第73話 地下3階
俺は地下3階に下りた。今回は変身したままだ。先ほどの声の主が襲ってくるかもしれないからだ。この階は上からの照明があり、中は明るかった。しかも天井が高い。これなら十分に戦える。
すると周囲から魔物が飛び出してきた。
「さあ、来い!」
俺の前には見たことのある魔物がずらりと並んだ。スライムからコウモリ、クモの化け物からゴースト、アナコンダからゾンビ、帽子の魔物、デーモン、火を噴くドラゴン、首のない騎士・・・ここぞとばかり押し寄せてくる。
(こんなに数がいたらかなり苦戦するな。ラインマスクと言えども・・・)
まずはスライムやゾンビなどの魔物が襲い掛かってきた。だがこんな奴らは一撃だ。数は多いがHP《ヒットポイント》が低いから何のことはない。パンチやキックを放つたびに消滅していく。ペロもMP《マジックポイント》を使って体を大きくしてグレートウルフのようになって魔物を蹴散らせている。

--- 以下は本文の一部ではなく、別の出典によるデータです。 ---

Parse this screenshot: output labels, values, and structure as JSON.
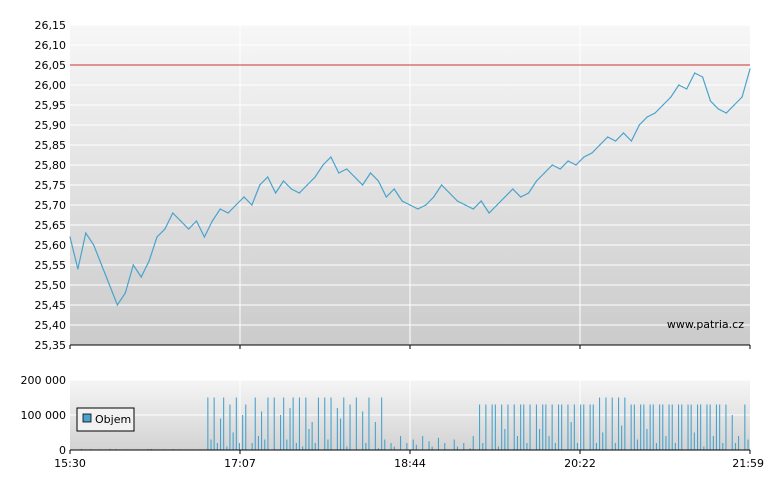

すると第2陣が迫ってきた。それは俺の苦手とする魔法系の魔物だ。奴らは遠隔で強力な攻撃を放ってくる。今回も俺が手が出せない距離から先制攻撃をしてくるだろう。俺はじっと身構えた。するとやはり火や雷、水流に石が束になって飛んできた。
(ん? なんだ?)
確かに攻撃を受けているが、そんなものは両腕で軽くはね返せた。ラインマスクになっているからではない。威力が全く弱いのである。上の階ではあれほど苦戦したのに・・・。
「トォーッ!」
俺は奴らの攻撃を避けてジャンプした。そばによって直接打撃攻撃をするためである。魔法系は接近戦に弱い、奴らが魔法を発動する前に叩くのである。
「ウェー!」「グアー!」「ヒェー!」
魔物は断末魔の叫びを上げて消滅していった。
その様子を見て今度は騎士や剣士たちが襲い掛かってきた。こいつらの剣さばきの鋭さと言ったら・・・。
(あれ? 動きが鈍いな・・・)
上の階で戦った奴とは比べものにならない。俺がこいつらとの戦いになれたから・・・というわけでもないらしい。
TVのラインマスクもそうだった。敵の幹部と戦うクールの最後では、再生怪人と称して今までに登場した怪人が集団で現れる。それまでは1体を倒すのにあれほど苦労したのに、その回は必殺技を使わなくてもぶつけるだけでいとも簡単に怪人を倒せるのである。解説書では再生怪人は急造されたものだからオリジナルのものより弱いとか説明されていたが・・・そんなことはどうでもいい。
とにかくこのようにたくさんの魔物を出してくるからには、この階にはラスボスが控えているに違いない。いよいよダンジョンも佳境になったのだろう。
「ラインパンチ! ストレートラインキック!」
俺はパンチやキックを次々に放っていく。上の階では苦戦した相手もいとも簡単に倒せた。ともかくこいつらをさっさと片付けねばならない。グレートウルフ化したペロも俺の背後から襲ってくる魔物をやっつけてくれていた。やはり信頼する仲間に背中は預けられるものである。
こうして数多くいた再生怪人、もとい魔物どもは消えていった。
「すべて倒したぞ! 姿を見せろ!」
すると拍手しながら出てきた。それはやはりあいつだ。